Solar position, sunrise/sunset and 3D sun-path geometry for IFC-Lite.

Pure, dependency-free math. Given a site latitude/longitude and an instant it computes where the sun is, and generates the sampled curves that make up a 3D sun-path dome — the day arc, the hourly analemmas, and the static graticule (altitude rings, azimuth spokes, compass labels).

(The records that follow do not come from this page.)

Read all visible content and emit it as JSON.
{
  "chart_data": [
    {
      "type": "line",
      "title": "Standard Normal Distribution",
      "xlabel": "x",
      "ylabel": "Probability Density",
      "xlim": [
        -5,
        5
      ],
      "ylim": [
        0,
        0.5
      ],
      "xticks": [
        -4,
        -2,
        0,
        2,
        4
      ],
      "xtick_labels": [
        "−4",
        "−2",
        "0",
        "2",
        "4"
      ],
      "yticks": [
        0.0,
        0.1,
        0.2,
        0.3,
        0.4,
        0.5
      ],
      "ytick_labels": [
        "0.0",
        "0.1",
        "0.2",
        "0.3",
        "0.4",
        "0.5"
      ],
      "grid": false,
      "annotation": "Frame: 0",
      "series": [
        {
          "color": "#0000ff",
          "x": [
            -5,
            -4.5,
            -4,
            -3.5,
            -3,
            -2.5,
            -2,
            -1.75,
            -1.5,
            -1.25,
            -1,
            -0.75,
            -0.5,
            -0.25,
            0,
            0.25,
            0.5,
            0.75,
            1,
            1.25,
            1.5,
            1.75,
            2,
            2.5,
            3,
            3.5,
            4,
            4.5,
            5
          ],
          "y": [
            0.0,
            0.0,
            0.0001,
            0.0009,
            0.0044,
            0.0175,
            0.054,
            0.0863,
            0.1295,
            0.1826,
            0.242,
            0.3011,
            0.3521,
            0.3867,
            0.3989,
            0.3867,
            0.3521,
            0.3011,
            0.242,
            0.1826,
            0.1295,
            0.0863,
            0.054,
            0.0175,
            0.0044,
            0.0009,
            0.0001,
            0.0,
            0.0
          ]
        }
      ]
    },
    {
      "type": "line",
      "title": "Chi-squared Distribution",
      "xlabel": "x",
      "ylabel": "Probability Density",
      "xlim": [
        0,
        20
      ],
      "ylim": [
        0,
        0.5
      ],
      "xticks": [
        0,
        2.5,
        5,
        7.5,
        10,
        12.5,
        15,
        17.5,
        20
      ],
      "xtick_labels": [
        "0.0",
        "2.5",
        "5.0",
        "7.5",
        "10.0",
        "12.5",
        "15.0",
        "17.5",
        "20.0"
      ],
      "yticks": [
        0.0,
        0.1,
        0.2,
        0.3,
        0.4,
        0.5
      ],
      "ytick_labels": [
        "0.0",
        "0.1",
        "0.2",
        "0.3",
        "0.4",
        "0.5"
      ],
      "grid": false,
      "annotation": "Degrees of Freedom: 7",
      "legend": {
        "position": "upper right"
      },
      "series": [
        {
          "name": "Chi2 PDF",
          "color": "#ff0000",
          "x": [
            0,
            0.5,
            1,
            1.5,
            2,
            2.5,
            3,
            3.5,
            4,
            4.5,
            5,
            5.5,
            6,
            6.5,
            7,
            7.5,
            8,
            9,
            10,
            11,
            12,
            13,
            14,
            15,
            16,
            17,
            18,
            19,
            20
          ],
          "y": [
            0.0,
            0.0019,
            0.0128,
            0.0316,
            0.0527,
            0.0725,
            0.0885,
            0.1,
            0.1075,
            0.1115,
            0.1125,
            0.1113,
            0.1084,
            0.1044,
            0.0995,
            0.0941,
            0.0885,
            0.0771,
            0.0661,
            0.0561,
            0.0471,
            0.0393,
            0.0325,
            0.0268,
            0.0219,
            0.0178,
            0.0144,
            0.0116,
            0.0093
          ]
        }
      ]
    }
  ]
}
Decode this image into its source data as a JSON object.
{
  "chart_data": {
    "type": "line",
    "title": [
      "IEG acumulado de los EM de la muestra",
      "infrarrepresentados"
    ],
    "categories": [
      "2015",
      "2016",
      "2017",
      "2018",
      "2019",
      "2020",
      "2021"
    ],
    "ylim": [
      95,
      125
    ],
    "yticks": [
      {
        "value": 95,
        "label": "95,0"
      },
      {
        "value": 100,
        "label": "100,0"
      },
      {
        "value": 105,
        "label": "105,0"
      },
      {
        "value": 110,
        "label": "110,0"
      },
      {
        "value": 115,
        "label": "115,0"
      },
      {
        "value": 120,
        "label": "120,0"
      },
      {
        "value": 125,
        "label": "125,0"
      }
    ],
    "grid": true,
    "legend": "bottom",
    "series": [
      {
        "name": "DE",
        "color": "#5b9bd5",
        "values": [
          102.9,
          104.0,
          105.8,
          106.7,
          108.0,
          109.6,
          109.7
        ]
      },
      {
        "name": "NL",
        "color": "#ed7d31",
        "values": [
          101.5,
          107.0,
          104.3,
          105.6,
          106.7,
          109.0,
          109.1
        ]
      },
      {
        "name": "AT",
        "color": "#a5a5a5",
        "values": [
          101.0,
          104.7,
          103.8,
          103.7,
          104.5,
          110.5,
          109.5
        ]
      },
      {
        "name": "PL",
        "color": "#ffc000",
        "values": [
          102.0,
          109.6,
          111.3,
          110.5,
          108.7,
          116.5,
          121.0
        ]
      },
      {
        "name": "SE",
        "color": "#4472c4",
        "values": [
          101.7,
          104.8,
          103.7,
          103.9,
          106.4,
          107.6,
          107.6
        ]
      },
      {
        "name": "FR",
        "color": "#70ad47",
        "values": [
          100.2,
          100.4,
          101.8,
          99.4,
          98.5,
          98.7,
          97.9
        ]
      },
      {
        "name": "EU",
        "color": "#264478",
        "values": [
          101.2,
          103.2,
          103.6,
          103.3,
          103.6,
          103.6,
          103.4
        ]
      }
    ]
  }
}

Outputs are renderer-agnostic: plain angles plus ENU unit vectors (east / north / up), matching the IFC + Cesium georeferencing convention used by the viewer, so a renderer only multiplies by a dome radius and adds the site origin.

Usage

import { sunPosition, sunTimes, dayPath, analemmaPaths, domeGraticule } from '@ifc-lite/solar';

// Where is the sun right now at this site?
const { azimuth, altitude } = sunPosition(new Date(), 51.4769, -0.0005);

// Sunrise / sunset / solar noon for the day.
const { sunrise, sunset, solarNoon } = sunTimes(new Date(), 51.4769, -0.0005);

// Geometry for a 3D dome.
const arc        = dayPath(new Date(), 51.4769, -0.0005);   // today's path
const analemmas  = analemmaPaths(2024, 51.4769, -0.0005);   // hourly figure-eights
const graticule  = domeGraticule();                          // rings + spokes + N/E/S/W

Accuracy

Uses the NOAA Solar Calculation algorithm (a truncated Meeus/VSOP model), accurate to within ~0.01° of azimuth/altitude for 1900–2100 — well beyond what architectural shadow / right-to-light studies require.

Conventions

  • Azimuth: degrees clockwise from true north (N = 0°, E = 90°, S = 180°, W = 270°).
  • Altitude: degrees above the horizon (negative below).
  • Time: a JavaScript Date, interpreted as the absolute UTC instant (getTime()), so callers never reason about the host timezone.